当社グループは、インターネットを介したサービスを展開していることから、サービス提供に係るシステム稼働の安定性を確保することが経営上重要な課題であると認識しております。そのため、突発的なアクセス増加にも耐えられるようなサーバー設備の強化や、そのための人員確保、教育・研修などを継続的に行ってまいります。当社グループはサービスの安全性・健全性強化の一環として、内閣官房IT総合戦略室が主宰したシェアリングエコノミー検討会議が策定した「シェアリングエコノミー・モデルガイドライン」に準拠した、(一社)シェアリングエコノミー協会による「シェアリングエコノミー認証制度」に賛同し、第1号認証を受けております。
当社グループは、テクノロジーを最大限に活用し、サービス運営の効率化、データの蓄積・分析、AI・ディープラーニング等の新しい技術の活用、という観点を中心にサービスの成長に取り組んでまいります。

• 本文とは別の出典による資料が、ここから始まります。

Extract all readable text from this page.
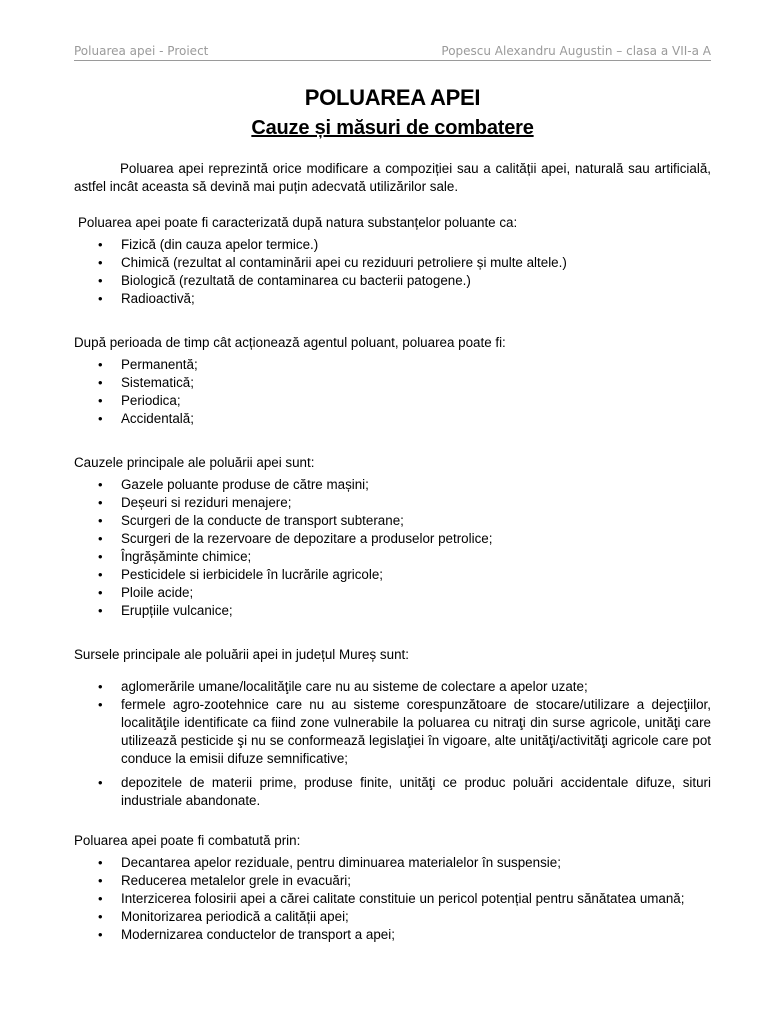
Poluarea apei - Proiect	Popescu Alexandru Augustin – clasa a VII-a A
POLUAREA APEI
Cauze și măsuri de combatere

Poluarea apei reprezintă orice modificare a compoziției sau a calității apei, naturală sau artificială, astfel incât aceasta să devină mai puțin adecvată utilizărilor sale.

Poluarea apei poate fi caracterizată după natura substanțelor poluante ca:

• Fizică (din cauza apelor termice.)
• Chimică (rezultat al contaminării apei cu reziduuri petroliere și multe altele.)
• Biologică (rezultată de contaminarea cu bacterii patogene.)
• Radioactivă;

După perioada de timp cât acționează agentul poluant, poluarea poate fi:

• Permanentă;
• Sistematică;
• Periodica;
• Accidentală;

Cauzele principale ale poluării apei sunt:

• Gazele poluante produse de către mașini;
• Deșeuri si reziduri menajere;
• Scurgeri de la conducte de transport subterane;
• Scurgeri de la rezervoare de depozitare a produselor petrolice;
• Îngrășăminte chimice;
• Pesticidele si ierbicidele în lucrările agricole;
• Ploile acide;
• Erupțiile vulcanice;

Sursele principale ale poluării apei in județul Mureș sunt:

• aglomerările umane/localităţile care nu au sisteme de colectare a apelor uzate;
• fermele agro-zootehnice care nu au sisteme corespunzătoare de stocare/utilizare a dejecţiilor, localităţile identificate ca fiind zone vulnerabile la poluarea cu nitraţi din surse agricole, unităţi care utilizează pesticide şi nu se conformează legislaţiei în vigoare, alte unităţi/activităţi agricole care pot conduce la emisii difuze semnificative;
• depozitele de materii prime, produse finite, unităţi ce produc poluări accidentale difuze, situri industriale abandonate.

Poluarea apei poate fi combatută prin:

• Decantarea apelor reziduale, pentru diminuarea materialelor în suspensie;
• Reducerea metalelor grele in evacuări;
• Interzicerea folosirii apei a cărei calitate constituie un pericol potențial pentru sănătatea umană;
• Monitorizarea periodică a calității apei;
• Modernizarea conductelor de transport a apei;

当社グループは、ゲスト・ホストの個人情報を多く預かっており、その情報管理を強化していくことが重要であると考えております。現在、個人情報保護方針及び社内規程に基づき管理を徹底しておりますが、2019年9月にはISMS認証を取得し、今後も、社内教育・研修の実施やシステムの整備等を継続して行ってまいります。
当社グループは、今後更なる事業拡大を推進するに当たって、当社グループの企業文化及び経営方針への共感を兼ね備え、様々な分野で活躍出来る優秀な人材の採用に取り組んでまいります。組織設計においては少人数単位でのチーム制を採用すると同時に、チーム毎の自律性を促すよう権限の委譲を推し進めることで意思決定の質とスピードを維持するなど、従業員のパフォーマンスを最大化させる取り組みを引き続き継続していく方針であります。
当社グループは、持続的企業価値向上と透明性の高い健全な経営を実現することを経営の最重要課題の一つとして位置づけ、内部統制及びコンプライアンスの強化に取り組んでまいります。関係法令・規則の遵守、役職員一人ひとりの高い倫理観の醸成、社会的良識を持った責任ある行動を目指し、当社グループ全体で社内教育を行ってまいります。また、代表取締役社長を委員長とする「コンプライアンス委員会」を設置して、当社グループのコンプライアンス上の重要な問題を審議し、対応策を検討する体制を採っており、これを適切に運用することによりコンプライアンスの徹底と社会的信用の向上を図っていく方針であります。
当社グループは、スペースシェアをあたりまえにするため、お客様へ届けた価値の合計である全社総取扱高を重要な経営指標としてモニタリングしております。また、直近は全社総取扱高の大部分を占めるGMVの成長も重要指標としており、この2つの最大化へ向けて、経営努力を重ねてまいります。